I always got the impression that Wutai was supposed to be a country, or a land, rather than just refering to the village - but maybe that's just me. The Kanji is usually only used like this, when speaking of countries though - Except in a few instances, like in old Japan, where all the districts themselves were refered to as kuni. In any case, the use of the term "place" seems a good way to circumvent this issue.
I'd go with:
"...during the war -
My husband went to the front...
In some far away land/place called Wutai."blin1{BARRET}
「チッ……!
すっかりかこまれてやがる」{NEW}
「オレひとりならともかく
このメンツじゃ……」
{BARRET}
“Son of a…!
Bastards have us
completely surrounded.”{NEW}
“If it were just me…
but I gotta reputation to keep.”
"reputation to keep" originally something like "If it were just me, then...", what does he mean? That on his own he would just kill everyone? I don't quite get what he has in mind? I will localise this better when I know what he means.

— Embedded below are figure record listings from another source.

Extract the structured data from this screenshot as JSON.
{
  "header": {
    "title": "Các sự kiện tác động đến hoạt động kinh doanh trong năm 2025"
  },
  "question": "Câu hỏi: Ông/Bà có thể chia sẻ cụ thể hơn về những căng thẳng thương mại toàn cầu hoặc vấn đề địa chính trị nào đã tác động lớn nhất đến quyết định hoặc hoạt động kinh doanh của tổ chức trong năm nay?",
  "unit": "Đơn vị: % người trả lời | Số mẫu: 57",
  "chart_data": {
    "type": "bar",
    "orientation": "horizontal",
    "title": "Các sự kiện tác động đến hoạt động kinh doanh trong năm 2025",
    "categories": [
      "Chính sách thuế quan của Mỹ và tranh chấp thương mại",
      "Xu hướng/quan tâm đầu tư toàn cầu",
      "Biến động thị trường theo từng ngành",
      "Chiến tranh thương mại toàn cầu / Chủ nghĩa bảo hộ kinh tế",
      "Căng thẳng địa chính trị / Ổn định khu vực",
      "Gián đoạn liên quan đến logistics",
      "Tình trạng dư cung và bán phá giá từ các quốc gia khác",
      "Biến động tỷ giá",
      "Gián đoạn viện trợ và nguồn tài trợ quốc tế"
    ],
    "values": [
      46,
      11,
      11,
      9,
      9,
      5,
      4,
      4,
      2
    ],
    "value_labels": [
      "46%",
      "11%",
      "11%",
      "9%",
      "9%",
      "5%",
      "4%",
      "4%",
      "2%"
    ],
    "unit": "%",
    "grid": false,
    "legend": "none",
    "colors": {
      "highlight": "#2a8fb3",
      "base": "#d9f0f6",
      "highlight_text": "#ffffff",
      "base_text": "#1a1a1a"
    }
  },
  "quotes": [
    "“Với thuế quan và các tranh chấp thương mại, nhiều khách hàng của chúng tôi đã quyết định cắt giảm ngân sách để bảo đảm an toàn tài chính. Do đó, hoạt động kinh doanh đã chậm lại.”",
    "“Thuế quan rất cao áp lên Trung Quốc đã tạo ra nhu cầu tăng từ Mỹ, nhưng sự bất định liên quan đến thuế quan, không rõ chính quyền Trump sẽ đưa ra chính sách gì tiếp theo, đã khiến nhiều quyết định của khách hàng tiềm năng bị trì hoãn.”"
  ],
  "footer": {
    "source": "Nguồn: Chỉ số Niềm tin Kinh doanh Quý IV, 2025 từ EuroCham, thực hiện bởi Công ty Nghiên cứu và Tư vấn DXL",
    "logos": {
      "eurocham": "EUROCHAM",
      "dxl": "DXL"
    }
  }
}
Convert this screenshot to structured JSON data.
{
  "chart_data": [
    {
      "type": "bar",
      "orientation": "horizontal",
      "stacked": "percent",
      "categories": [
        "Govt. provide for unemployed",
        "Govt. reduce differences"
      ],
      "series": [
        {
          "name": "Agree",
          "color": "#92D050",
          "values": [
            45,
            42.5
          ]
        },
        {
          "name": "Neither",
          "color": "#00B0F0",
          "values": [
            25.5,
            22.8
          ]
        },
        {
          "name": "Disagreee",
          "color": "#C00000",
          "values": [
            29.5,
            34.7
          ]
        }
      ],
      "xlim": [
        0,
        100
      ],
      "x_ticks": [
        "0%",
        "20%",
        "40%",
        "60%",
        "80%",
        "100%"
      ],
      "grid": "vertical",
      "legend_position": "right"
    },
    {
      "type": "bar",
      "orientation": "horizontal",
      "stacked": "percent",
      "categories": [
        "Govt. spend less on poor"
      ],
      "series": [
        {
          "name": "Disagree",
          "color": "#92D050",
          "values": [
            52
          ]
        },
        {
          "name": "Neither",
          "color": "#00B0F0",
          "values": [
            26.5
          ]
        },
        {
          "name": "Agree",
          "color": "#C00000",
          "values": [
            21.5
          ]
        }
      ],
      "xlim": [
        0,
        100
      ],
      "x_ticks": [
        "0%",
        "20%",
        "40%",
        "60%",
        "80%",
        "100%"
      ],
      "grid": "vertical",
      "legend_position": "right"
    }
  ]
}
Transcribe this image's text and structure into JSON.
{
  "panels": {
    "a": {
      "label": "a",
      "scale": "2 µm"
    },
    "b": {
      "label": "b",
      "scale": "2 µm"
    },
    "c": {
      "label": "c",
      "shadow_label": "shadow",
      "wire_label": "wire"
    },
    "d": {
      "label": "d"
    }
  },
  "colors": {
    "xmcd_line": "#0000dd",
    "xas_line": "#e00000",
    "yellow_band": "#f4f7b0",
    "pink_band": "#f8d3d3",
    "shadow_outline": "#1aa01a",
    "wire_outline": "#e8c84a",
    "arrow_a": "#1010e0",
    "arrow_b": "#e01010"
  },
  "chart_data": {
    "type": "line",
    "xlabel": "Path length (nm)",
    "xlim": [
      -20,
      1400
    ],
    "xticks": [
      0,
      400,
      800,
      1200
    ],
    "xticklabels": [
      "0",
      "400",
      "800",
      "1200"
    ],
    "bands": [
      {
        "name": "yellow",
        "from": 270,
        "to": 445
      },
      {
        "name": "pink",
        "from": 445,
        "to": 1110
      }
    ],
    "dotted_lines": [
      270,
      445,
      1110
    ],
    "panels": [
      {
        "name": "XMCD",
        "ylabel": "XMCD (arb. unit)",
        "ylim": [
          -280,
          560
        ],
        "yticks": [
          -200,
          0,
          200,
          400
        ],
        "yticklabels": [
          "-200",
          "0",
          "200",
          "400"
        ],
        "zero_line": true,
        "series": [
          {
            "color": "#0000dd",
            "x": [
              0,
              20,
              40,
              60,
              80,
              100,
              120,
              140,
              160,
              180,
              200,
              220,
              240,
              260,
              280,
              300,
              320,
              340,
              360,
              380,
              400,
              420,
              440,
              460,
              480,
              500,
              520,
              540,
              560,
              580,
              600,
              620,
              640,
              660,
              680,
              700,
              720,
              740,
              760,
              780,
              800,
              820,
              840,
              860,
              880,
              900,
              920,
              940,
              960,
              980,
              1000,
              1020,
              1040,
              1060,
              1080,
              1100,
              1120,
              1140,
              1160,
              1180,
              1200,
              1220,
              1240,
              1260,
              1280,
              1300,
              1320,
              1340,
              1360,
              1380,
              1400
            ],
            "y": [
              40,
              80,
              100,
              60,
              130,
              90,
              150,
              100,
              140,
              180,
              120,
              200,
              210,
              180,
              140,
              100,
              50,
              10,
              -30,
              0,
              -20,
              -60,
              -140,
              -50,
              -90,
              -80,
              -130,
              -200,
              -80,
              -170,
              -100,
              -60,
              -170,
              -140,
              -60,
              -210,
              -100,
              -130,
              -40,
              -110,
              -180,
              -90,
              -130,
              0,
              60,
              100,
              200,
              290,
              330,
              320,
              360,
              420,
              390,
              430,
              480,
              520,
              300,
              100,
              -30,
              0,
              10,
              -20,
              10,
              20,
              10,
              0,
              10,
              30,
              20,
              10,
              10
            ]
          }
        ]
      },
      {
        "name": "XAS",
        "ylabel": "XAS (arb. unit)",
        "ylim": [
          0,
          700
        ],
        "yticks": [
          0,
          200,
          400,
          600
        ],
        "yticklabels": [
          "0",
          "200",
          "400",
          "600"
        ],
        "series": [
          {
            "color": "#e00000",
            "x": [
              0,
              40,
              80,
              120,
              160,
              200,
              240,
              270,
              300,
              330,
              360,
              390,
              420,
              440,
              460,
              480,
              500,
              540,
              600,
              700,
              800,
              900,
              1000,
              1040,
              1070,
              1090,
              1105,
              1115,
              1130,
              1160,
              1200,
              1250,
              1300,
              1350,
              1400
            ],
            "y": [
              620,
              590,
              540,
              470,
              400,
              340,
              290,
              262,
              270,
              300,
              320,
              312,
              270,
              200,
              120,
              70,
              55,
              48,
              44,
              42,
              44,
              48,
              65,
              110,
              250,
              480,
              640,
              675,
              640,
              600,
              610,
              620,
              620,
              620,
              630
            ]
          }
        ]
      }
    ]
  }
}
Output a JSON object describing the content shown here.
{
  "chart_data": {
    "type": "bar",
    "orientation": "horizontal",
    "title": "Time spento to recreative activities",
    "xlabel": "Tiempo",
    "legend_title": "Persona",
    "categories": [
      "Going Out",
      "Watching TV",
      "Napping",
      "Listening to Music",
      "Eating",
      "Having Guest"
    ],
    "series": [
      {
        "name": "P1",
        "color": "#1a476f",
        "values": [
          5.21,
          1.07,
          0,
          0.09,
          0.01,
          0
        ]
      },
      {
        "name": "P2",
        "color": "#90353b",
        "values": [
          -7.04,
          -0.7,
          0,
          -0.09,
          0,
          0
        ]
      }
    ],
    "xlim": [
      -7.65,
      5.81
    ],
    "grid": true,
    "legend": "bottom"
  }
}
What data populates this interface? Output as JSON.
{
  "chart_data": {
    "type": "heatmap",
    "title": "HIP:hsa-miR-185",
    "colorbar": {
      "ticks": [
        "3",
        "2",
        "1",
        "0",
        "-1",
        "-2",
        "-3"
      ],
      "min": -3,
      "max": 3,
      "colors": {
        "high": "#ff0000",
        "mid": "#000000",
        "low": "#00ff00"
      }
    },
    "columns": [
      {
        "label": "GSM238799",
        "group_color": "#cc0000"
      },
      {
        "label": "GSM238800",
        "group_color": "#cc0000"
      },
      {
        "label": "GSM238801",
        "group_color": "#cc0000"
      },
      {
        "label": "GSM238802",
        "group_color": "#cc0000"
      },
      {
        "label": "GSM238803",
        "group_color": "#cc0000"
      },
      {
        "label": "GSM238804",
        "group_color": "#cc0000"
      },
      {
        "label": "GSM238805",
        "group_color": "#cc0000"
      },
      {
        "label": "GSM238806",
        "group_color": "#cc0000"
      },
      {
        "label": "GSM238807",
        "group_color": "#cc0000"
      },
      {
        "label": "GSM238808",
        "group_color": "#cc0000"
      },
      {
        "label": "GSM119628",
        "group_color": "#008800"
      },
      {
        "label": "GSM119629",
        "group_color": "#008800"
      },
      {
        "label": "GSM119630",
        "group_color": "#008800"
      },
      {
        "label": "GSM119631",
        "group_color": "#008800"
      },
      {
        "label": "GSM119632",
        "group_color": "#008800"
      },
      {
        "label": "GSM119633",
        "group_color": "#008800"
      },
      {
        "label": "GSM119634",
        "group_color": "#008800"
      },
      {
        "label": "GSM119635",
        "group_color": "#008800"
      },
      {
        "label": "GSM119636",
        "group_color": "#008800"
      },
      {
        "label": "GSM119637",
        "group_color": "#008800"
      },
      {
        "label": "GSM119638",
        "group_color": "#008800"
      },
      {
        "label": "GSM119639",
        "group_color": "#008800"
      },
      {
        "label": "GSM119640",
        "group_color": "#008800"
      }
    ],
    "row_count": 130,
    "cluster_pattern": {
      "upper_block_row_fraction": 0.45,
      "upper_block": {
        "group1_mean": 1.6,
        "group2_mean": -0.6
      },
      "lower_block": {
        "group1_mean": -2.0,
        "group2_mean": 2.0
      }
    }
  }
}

There are a few ways of interpreting this:
The term "mentsu" here refers to the concept of face or honour - One of the basic tenents of which is not to draw attention to oneself - So Barret might consider taking on everyone at once, but that would be flashy and therefore he would lose face.
This concept makes little to no sense to most foreigners, as we do not have a "face" culture in the same sense - So you'd probably be better of changing the sentence all together.
You could also take it to mean, that if he didn't have to watch out and protect the others, he could fight all out, or run away - But both of those options require him to not to care of the others, and thus lose him his face in a way that westerners could understand though.
I'd probably translate it something like this though:
"Tsk....
They've gone and got us all completely surrounded...
If it were just me... Anyways, at this rate...."This way you sidestep the issue and still get the main point across.